Today’s Financial Times features a rather timely article, Glut warning for China’s auto industry, (free sign-up account may be required) which notes that there is currently fierce debate occurring whether China’s auto industry is marching to a serious problem of overcapacity. A top Chinese government official has warned recently that current industry investment targeted to collectively reach 31 million vehicles by 2015 may not only lead to significant overcapacity, but also a glut in the global markets which may lead to negative market competitiveness. This challenge is not a new one when it comes to China’s industrial policy, and again uncovers a fundamental flaw in China’s overall global supply chain strategy.
The issue of build-up of overcapacity is not new to China. In 2006, and again in 2007, as a global supply chain industry analyst for IDC, I warned of impending overcapacity that was being set in motion across China’s iron and steel and high tech industry sectors. This ultimately led to products being dumped in other global markets including the U.S..
China’s manufacturers aggressively compete with one another for industry and capacity presence with a notion that capacity is king, and it is better to have capacity than potentially losing an order because of lack of readily available capacity. This strategy raises considerable fears in the broader global supply chain community as to whether Chinese industry is really planning for increased dominance in world markets. As the FT article also notes, the Chinese government is influencing the formation of ‘four large state-owned national champions’ producing 2 million vehicles per year, and four more companies producing 1 million each, for a total capacity of 12 million vehicles. Consider, too, that at its height, the North America auto market peaked at 16 million, and of late is struggling to achieve a momentum of 11 million in vehicle sales. North America auto sales are also heavily facilitated by consumer credit arrangements, whereas buying an anything with credit is often an anathema for many Chinese consumers.

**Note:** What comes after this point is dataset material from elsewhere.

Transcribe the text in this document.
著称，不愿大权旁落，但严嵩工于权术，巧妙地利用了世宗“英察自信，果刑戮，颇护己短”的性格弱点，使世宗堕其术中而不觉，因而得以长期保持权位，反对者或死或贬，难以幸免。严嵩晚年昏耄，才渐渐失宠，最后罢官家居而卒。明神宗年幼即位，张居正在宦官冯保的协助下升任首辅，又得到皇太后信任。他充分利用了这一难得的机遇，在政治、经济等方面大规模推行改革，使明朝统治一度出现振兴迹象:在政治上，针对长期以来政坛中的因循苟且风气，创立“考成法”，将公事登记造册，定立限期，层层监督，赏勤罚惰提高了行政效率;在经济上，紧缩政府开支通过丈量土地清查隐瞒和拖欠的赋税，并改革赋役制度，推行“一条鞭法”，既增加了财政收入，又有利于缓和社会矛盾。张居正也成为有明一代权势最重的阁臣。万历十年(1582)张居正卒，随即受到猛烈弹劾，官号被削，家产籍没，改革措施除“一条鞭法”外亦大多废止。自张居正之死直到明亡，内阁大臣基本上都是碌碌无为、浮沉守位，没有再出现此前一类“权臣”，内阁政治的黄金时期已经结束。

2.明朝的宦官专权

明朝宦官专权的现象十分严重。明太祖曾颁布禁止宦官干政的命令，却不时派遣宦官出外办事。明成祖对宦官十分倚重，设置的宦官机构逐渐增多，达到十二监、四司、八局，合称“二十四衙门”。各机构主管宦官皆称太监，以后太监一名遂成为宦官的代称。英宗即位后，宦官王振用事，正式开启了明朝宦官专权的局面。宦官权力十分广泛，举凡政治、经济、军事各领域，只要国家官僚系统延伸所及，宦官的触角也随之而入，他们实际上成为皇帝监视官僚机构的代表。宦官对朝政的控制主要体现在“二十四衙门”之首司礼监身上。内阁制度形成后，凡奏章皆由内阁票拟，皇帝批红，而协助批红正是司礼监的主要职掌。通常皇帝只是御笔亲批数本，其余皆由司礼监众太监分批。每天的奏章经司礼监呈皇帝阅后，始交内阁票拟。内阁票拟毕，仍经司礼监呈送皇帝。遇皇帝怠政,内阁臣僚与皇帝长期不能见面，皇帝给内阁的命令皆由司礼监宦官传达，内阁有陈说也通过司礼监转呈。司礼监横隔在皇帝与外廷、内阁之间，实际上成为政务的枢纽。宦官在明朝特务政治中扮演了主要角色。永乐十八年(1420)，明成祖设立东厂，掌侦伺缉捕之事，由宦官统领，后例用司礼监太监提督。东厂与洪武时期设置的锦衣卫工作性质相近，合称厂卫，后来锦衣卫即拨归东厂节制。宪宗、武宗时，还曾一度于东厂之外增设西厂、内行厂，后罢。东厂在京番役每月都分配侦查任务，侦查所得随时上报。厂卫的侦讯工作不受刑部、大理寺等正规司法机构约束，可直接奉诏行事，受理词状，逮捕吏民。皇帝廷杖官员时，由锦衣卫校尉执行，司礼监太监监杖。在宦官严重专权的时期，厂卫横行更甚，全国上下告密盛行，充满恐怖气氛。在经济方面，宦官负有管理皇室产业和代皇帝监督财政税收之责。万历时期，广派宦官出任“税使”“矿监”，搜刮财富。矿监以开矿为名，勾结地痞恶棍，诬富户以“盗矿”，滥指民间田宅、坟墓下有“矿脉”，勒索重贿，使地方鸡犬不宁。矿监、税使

I believe that this continuing trend uncovers a significant flaw in China’s overall supply chain philosophy, always having a China centric capacity strategy. While other global providers try to balance a combination of low-cost sourcing and near-shoring production strategies, China insists on a ‘made only in China’ type of strategy across many of China’s growth markets which worked fine for Japan many years ago when energy and transportation costs were more stable.
Will China’s emerging middle class become affluent enough in the next five years to buy 31 million vehicles annually, many of which are high-end brands? Would it not make sense to balance domestic and potential export market needs by practicing a smarter strategy of balancing domestic and outsourcing capacity considerations?
The Chinese government is right to be concerned with Chinese owned auto makers marching to this over optimistic scenario of domestic and global manufacturing capacity.
What’s your view? Are Chinese auto manufacturers properly positioning to support China’s future auto buyers, or are there grander visions?